Im Vergleich zu Emmanuel Macron und Keir Starmer sieht es für Friedrich Merz noch richtig gut aus: Die Zustimmungswerte im ntv-Trendbarometer sind für den Kanzler seit der Amtsübernahme im Mai von 38 auf 32 Prozent gefallen. Schlechter Trend, aber ein fast komfortables Polster, wenn man die 23 Prozent Zustimmung zum Vergleich heranzieht, die der französische Präsident und der britische Premier zuhause jeweils noch zusammenkratzen können.

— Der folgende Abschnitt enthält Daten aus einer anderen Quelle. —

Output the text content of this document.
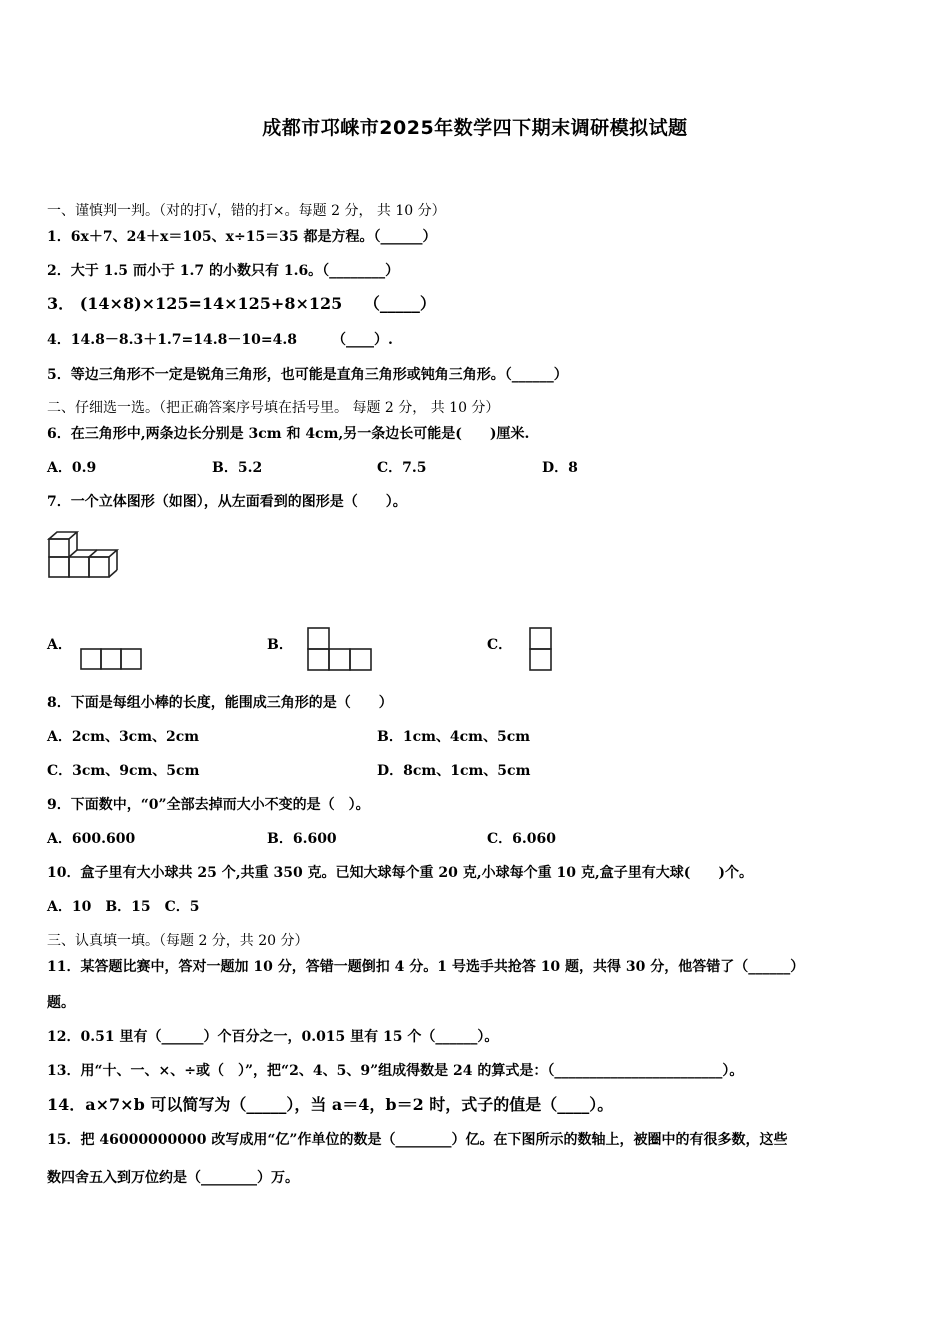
成都市邛崃市2025年数学四下期末调研模拟试题
一、谨慎判一判。（对的打√，错的打×。每题 2 分， 共 10 分）
1．6x＋7、24＋x＝105、x÷15＝35 都是方程。（______）
2．大于 1.5 而小于 1.7 的小数只有 1.6。（________）
3． (14×8)×125=14×125+8×125　 （_____）
4．14.8－8.3＋1.7=14.8－10=4.8　　　（____）.
5．等边三角形不一定是锐角三角形，也可能是直角三角形或钝角三角形。（______）
二、仔细选一选。（把正确答案序号填在括号里。 每题 2 分， 共 10 分）
6．在三角形中,两条边长分别是 3cm 和 4cm,另一条边长可能是(　　)厘米.
A．0.9	B．5.2	C．7.5	D．8
7．一个立体图形（如图），从左面看到的图形是（　　）。
A．	B．	C．
8．下面是每组小棒的长度，能围成三角形的是（　　）
A．2cm、3cm、2cm	B．1cm、4cm、5cm
C．3cm、9cm、5cm	D．8cm、1cm、5cm
9．下面数中，“0”全部去掉而大小不变的是（　）。
A．600.600	B．6.600	C．6.060
10．盒子里有大小球共 25 个,共重 350 克。已知大球每个重 20 克,小球每个重 10 克,盒子里有大球(　　)个。
A．10　B．15　C．5
三、认真填一填。（每题 2 分，共 20 分）
11．某答题比赛中，答对一题加 10 分，答错一题倒扣 4 分。1 号选手共抢答 10 题，共得 30 分，他答错了（______）
题。
12．0.51 里有（______）个百分之一，0.015 里有 15 个（______）。
13．用“十、一、×、÷或（　）”，把“2、4、5、9”组成得数是 24 的算式是：（________________________）。
14．a×7×b 可以简写为（_____），当 a＝4，b＝2 时，式子的值是（____）。
15．把 46000000000 改写成用“亿”作单位的数是（________）亿。在下图所示的数轴上，被圈中的有很多数，这些
数四舍五入到万位约是（________）万。
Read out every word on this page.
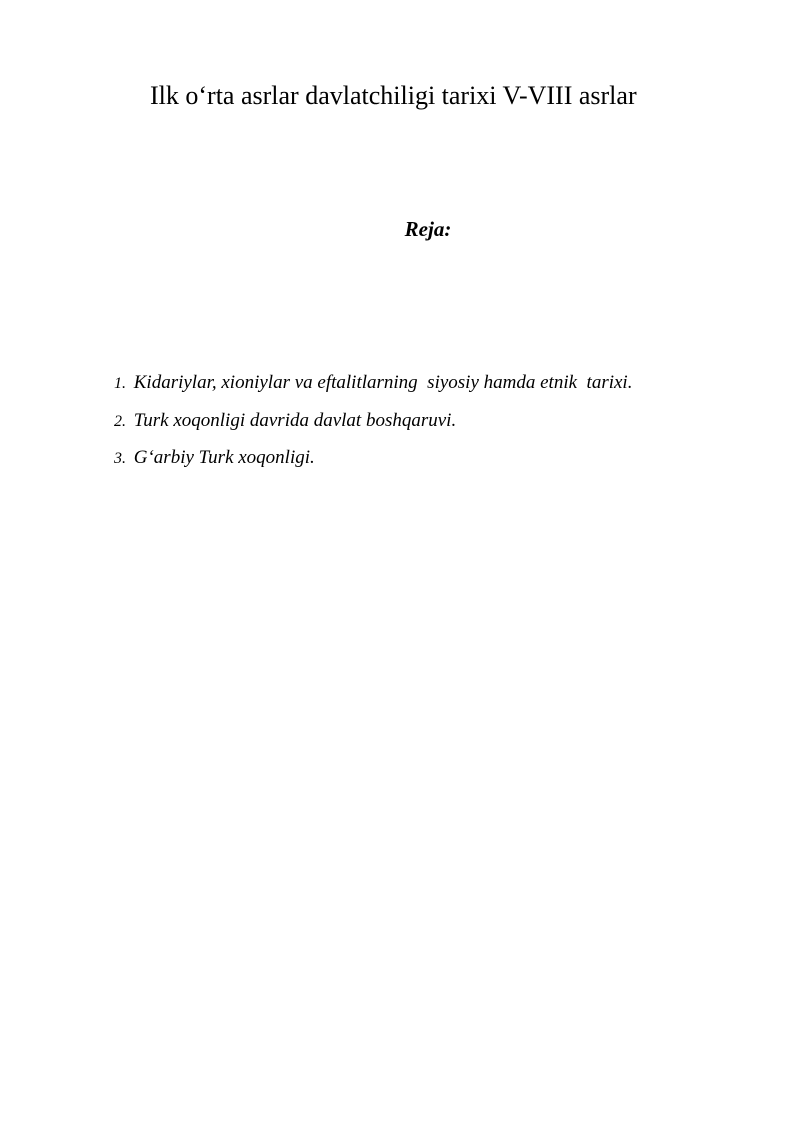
Ilk o‘rta asrlar davlatchiligi tarixi V-VIII asrlar
Reja:
1. Kidariylar, xioniylar va eftalitlarning  siyosiy hamda etnik  tarixi.
2. Turk xoqonligi davrida davlat boshqaruvi.
3. G‘arbiy Turk xoqonligi.
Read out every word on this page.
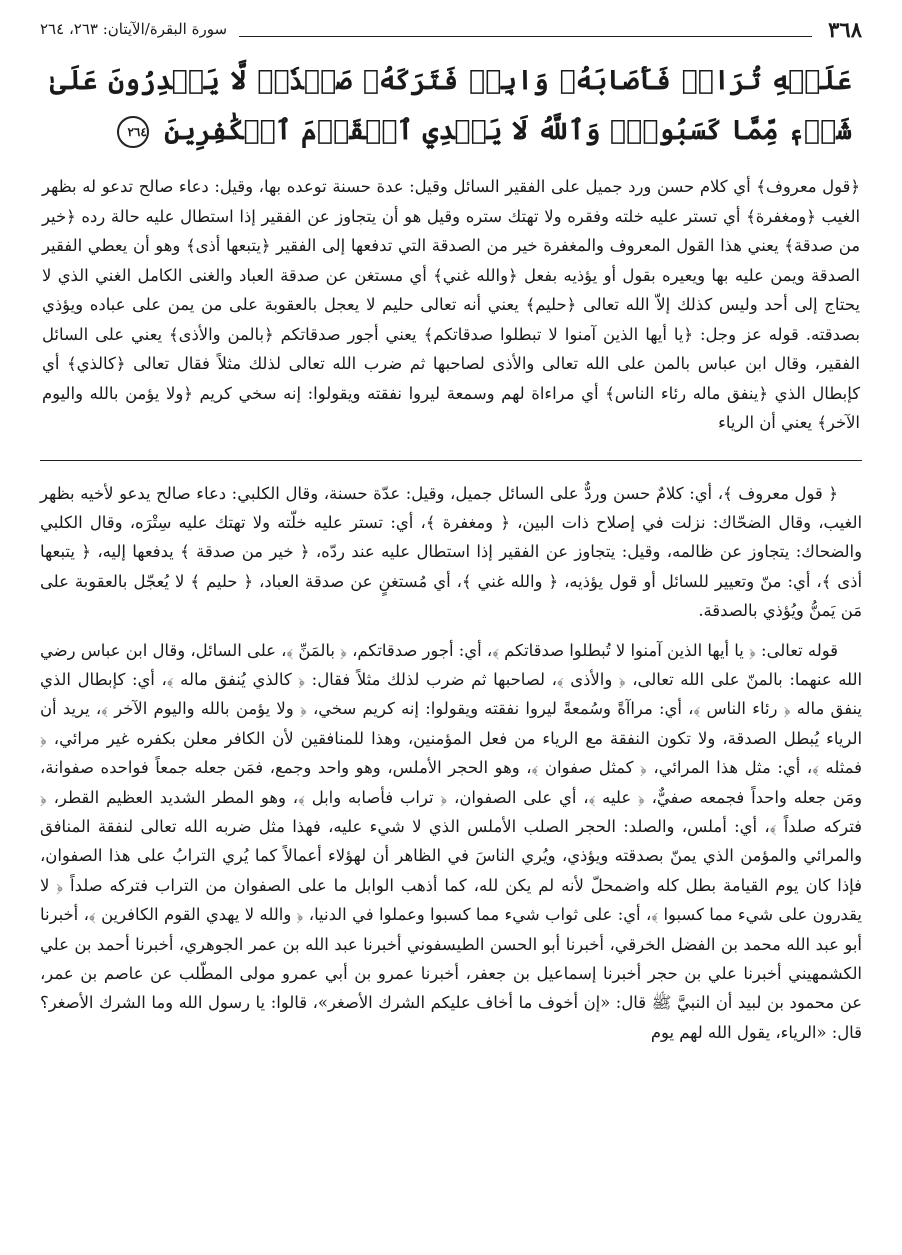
٣٦٨
سورة البقرة/الآيتان: ٢٦٣، ٢٦٤
عَلَيۡهِ تُرَابٞ فَأَصَابَهُۥ وَابِلٞ فَتَرَكَهُۥ صَلۡدٗاۖ لَّا يَقۡدِرُونَ عَلَىٰ شَيۡءٖ مِّمَّا كَسَبُواْۗ وَٱللَّهُ لَا يَهۡدِي ٱلۡقَوۡمَ ٱلۡكَٰفِرِينَ ٢٦٤
﴿قول معروف﴾ أي كلام حسن ورد جميل على الفقير السائل وقيل: عدة حسنة توعده بها، وقيل: دعاء صالح تدعو له بظهر الغيب ﴿ومغفرة﴾ أي تستر عليه خلته وفقره ولا تهتك ستره وقيل هو أن يتجاوز عن الفقير إذا استطال عليه حالة رده ﴿خير من صدقة﴾ يعني هذا القول المعروف والمغفرة خير من الصدقة التي تدفعها إلى الفقير ﴿يتبعها أذى﴾ وهو أن يعطي الفقير الصدقة ويمن عليه بها ويعيره بقول أو يؤذيه بفعل ﴿والله غني﴾ أي مستغن عن صدقة العباد والغنى الكامل الغني الذي لا يحتاج إلى أحد وليس كذلك إلاّ الله تعالى ﴿حليم﴾ يعني أنه تعالى حليم لا يعجل بالعقوبة على من يمن على عباده ويؤذي بصدقته. قوله عز وجل: ﴿يا أيها الذين آمنوا لا تبطلوا صدقاتكم﴾ يعني أجور صدقاتكم ﴿بالمن والأذى﴾ يعني على السائل الفقير، وقال ابن عباس بالمن على الله تعالى والأذى لصاحبها ثم ضرب الله تعالى لذلك مثلاً فقال تعالى ﴿كالذي﴾ أي كإبطال الذي ﴿ينفق ماله رئاء الناس﴾ أي مراءاة لهم وسمعة ليروا نفقته ويقولوا: إنه سخي كريم ﴿ولا يؤمن بالله واليوم الآخر﴾ يعني أن الرياء

﴿ قول معروف ﴾، أي: كلامٌ حسن وردٌّ على السائل جميل، وقيل: عدّة حسنة، وقال الكلبي: دعاء صالح يدعو لأخيه بظهر الغيب، وقال الضحّاك: نزلت في إصلاح ذات البين، ﴿ ومغفرة ﴾، أي: تستر عليه خلّته ولا تهتك عليه سِتْرَه، وقال الكلبي والضحاك: يتجاوز عن ظالمه، وقيل: يتجاوز عن الفقير إذا استطال عليه عند ردّه، ﴿ خير من صدقة ﴾ يدفعها إليه، ﴿ يتبعها أذى ﴾، أي: منّ وتعيير للسائل أو قول يؤذيه، ﴿ والله غني ﴾، أي مُستغنٍ عن صدقة العباد، ﴿ حليم ﴾ لا يُعجّل بالعقوبة على مَن يَمنُّ ويُؤذي بالصدقة.

قوله تعالى: ﴿ يا أيها الذين آمنوا لا تُبطلوا صدقاتكم ﴾، أي: أجور صدقاتكم، ﴿ بالمَنِّ ﴾، على السائل، وقال ابن عباس رضي الله عنهما: بالمنّ على الله تعالى، ﴿ والأذى ﴾، لصاحبها ثم ضرب لذلك مثلاً فقال: ﴿ كالذي يُنفق ماله ﴾، أي: كإبطال الذي ينفق ماله ﴿ رئاء الناس ﴾، أي: مراآةً وسُمعةً ليروا نفقته ويقولوا: إنه كريم سخي، ﴿ ولا يؤمن بالله واليوم الآخر ﴾، يريد أن الرياء يُبطل الصدقة، ولا تكون النفقة مع الرياء من فعل المؤمنين، وهذا للمنافقين لأن الكافر معلن بكفره غير مرائي، ﴿ فمثله ﴾، أي: مثل هذا المرائي، ﴿ كمثل صفوان ﴾، وهو الحجر الأملس، وهو واحد وجمع، فمَن جعله جمعاً فواحده صفوانة، ومَن جعله واحداً فجمعه صفيٌّ، ﴿ عليه ﴾، أي على الصفوان، ﴿ تراب فأصابه وابل ﴾، وهو المطر الشديد العظيم القطر، ﴿ فتركه صلداً ﴾، أي: أملس، والصلد: الحجر الصلب الأملس الذي لا شيء عليه، فهذا مثل ضربه الله تعالى لنفقة المنافق والمرائي والمؤمن الذي يمنّ بصدقته ويؤذي، ويُري الناسَ في الظاهر أن لهؤلاء أعمالاً كما يُري الترابُ على هذا الصفوان، فإذا كان يوم القيامة بطل كله واضمحلّ لأنه لم يكن لله، كما أذهب الوابل ما على الصفوان من التراب فتركه صلداً ﴿ لا يقدرون على شيء مما كسبوا ﴾، أي: على ثواب شيء مما كسبوا وعملوا في الدنيا، ﴿ والله لا يهدي القوم الكافرين ﴾، أخبرنا أبو عبد الله محمد بن الفضل الخرقي، أخبرنا أبو الحسن الطيسفوني أخبرنا عبد الله بن عمر الجوهري، أخبرنا أحمد بن علي الكشمهيني أخبرنا علي بن حجر أخبرنا إسماعيل بن جعفر، أخبرنا عمرو بن أبي عمرو مولى المطّلب عن عاصم بن عمر، عن محمود بن لبيد أن النبيَّ ﷺ قال: «إن أخوف ما أخاف عليكم الشرك الأصغر»، قالوا: يا رسول الله وما الشرك الأصغر؟ قال: «الرياء، يقول الله لهم يوم
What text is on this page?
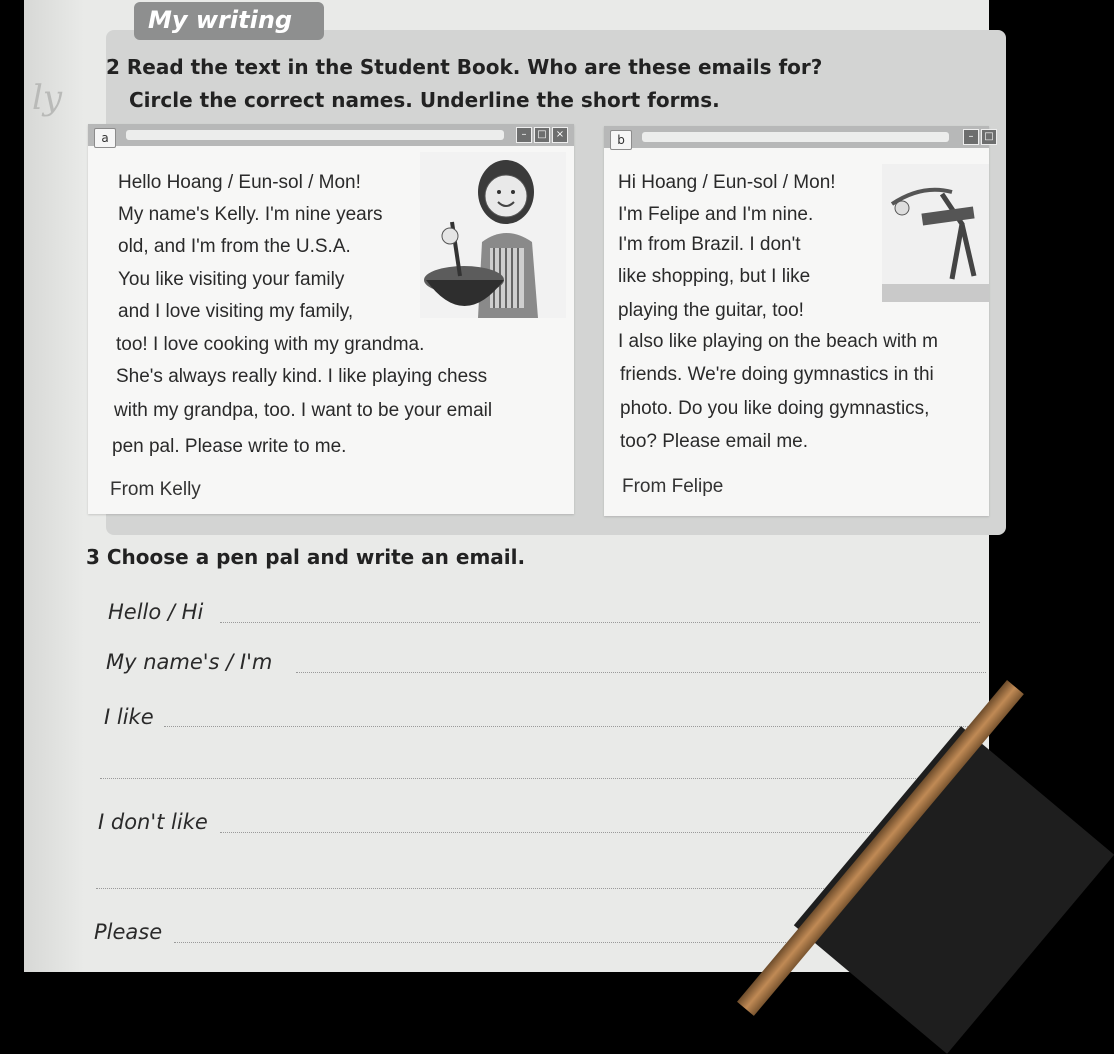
ly
My writing
2 Read the text in the Student Book. Who are these emails for?
Circle the correct names. Underline the short forms.
a	–	□ ×
Hello Hoang / Eun-sol / Mon!
My name's Kelly. I'm nine years
old, and I'm from the U.S.A.
You like visiting your family
and I love visiting my family,
too! I love cooking with my grandma.
She's always really kind. I like playing chess
with my grandpa, too. I want to be your email
pen pal. Please write to me.
From Kelly
b	–	□
Hi Hoang / Eun-sol / Mon!
I'm Felipe and I'm nine.
I'm from Brazil. I don't
like shopping, but I like
playing the guitar, too!
I also like playing on the beach with m
friends. We're doing gymnastics in thi
photo. Do you like doing gymnastics,
too? Please email me.
From Felipe
3 Choose a pen pal and write an email.
Hello / Hi
My name's / I'm
I like
I don't like
Please
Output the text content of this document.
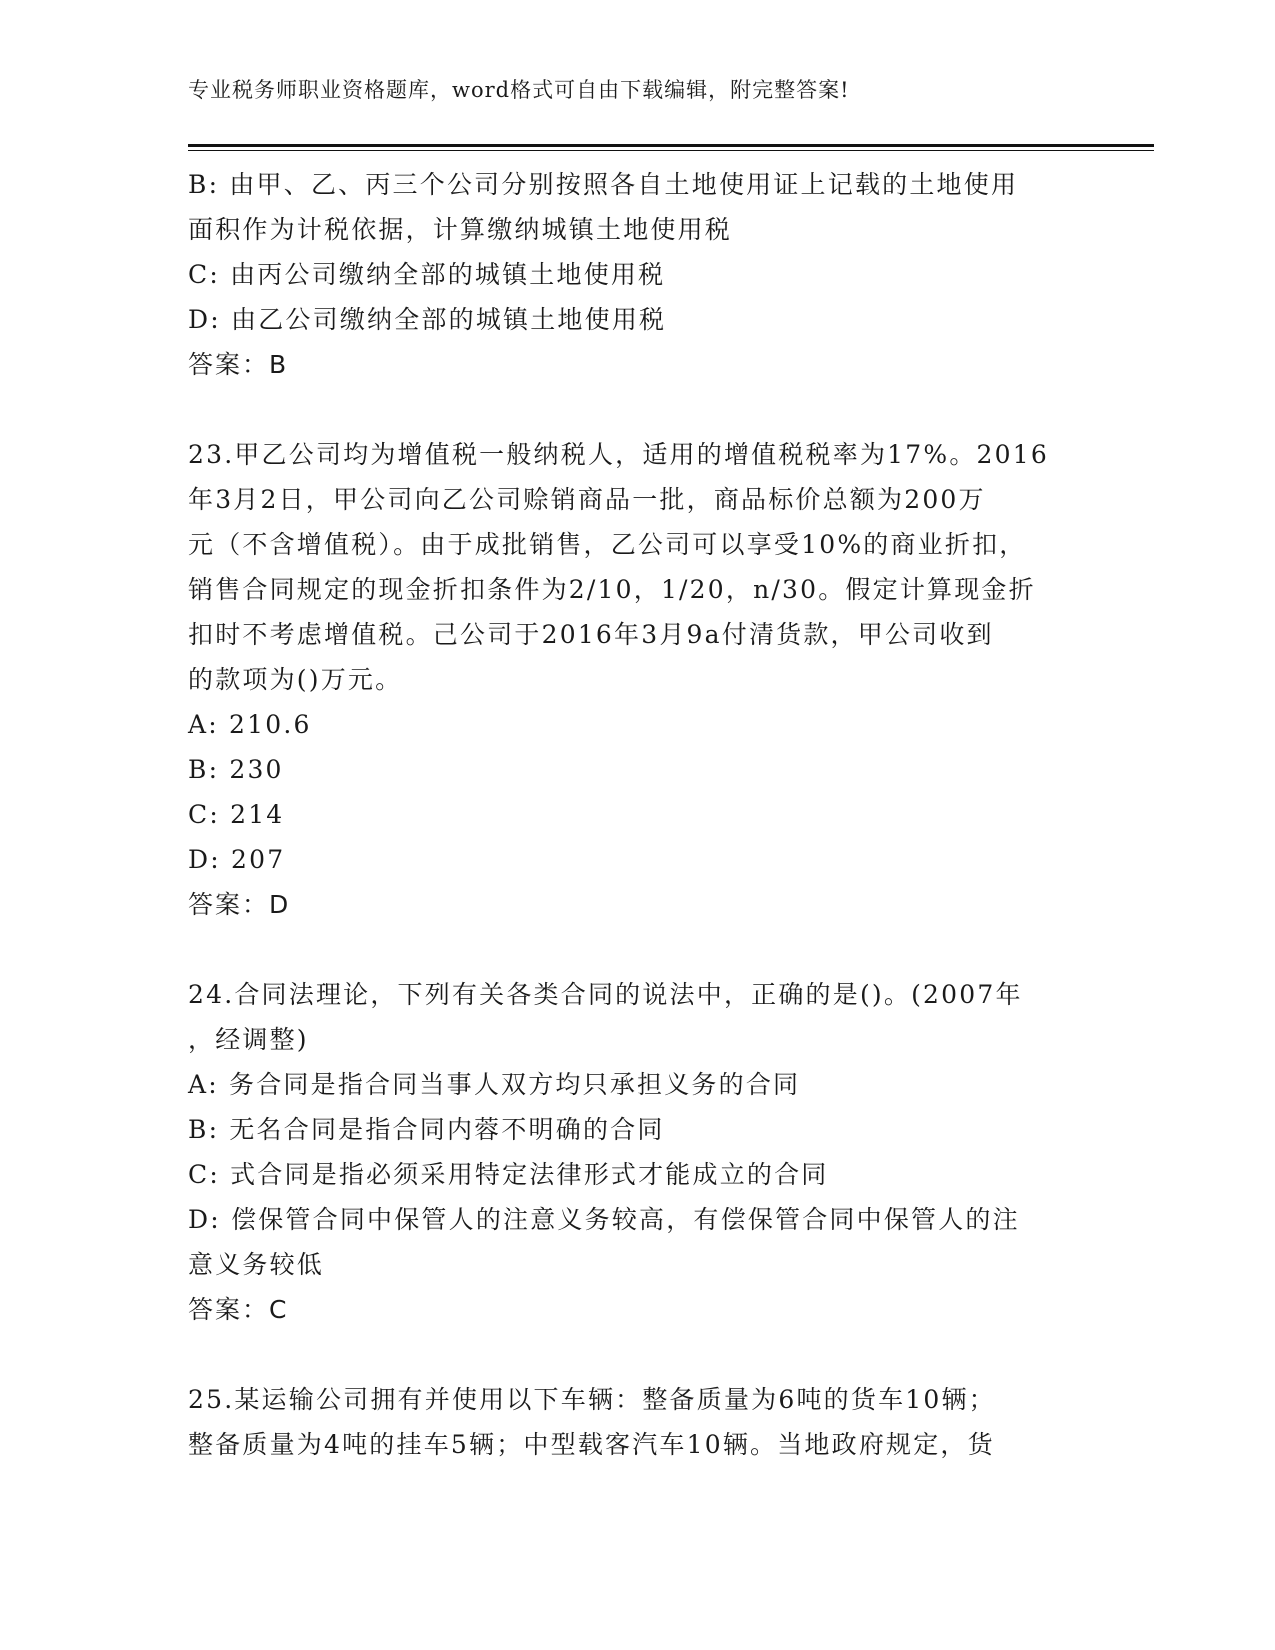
专业税务师职业资格题库，word格式可自由下载编辑，附完整答案!
B: 由甲、乙、丙三个公司分别按照各自土地使用证上记载的土地使用
面积作为计税依据，计算缴纳城镇土地使用税
C: 由丙公司缴纳全部的城镇土地使用税
D: 由乙公司缴纳全部的城镇土地使用税
答案：B
23.甲乙公司均为增值税一般纳税人，适用的增值税税率为17%。2016
年3月2日，甲公司向乙公司赊销商品一批，商品标价总额为200万
元（不含增值税）。由于成批销售，乙公司可以享受10%的商业折扣，
销售合同规定的现金折扣条件为2/10，1/20，n/30。假定计算现金折
扣时不考虑增值税。己公司于2016年3月9a付清货款，甲公司收到
的款项为()万元。
A: 210.6
B: 230
C: 214
D: 207
答案：D
24.合同法理论，下列有关各类合同的说法中，正确的是()。(2007年
，经调整)
A: 务合同是指合同当事人双方均只承担义务的合同
B: 无名合同是指合同内蓉不明确的合同
C: 式合同是指必须采用特定法律形式才能成立的合同
D: 偿保管合同中保管人的注意义务较高，有偿保管合同中保管人的注
意义务较低
答案：C
25.某运输公司拥有并使用以下车辆：整备质量为6吨的货车10辆；
整备质量为4吨的挂车5辆；中型载客汽车10辆。当地政府规定，货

Womöglich ist also auch innenpolitischer Druck im eigenen Land ein gewisser Treiber für die drei Staats- und Regierungschefs, sich derzeit mit sehr viel Verve in die gemeinsame europäische Sicherheitspolitik zu stürzen. Donald Trump im Präsidentenamt hat die Verlässlichkeit transatlantischer Partnerschaft im Handumdrehen abgeräumt. Seitdem sieht die "New York Times" "seine Amtskollegen in den mächtigsten Ländern Europas parallele diplomatische und verteidigungspolitische Institutionen für eine Zukunft" aufbauen, in der die USA "nicht mehr der wichtigste Garant für wirtschaftliche und militärische Sicherheit sind".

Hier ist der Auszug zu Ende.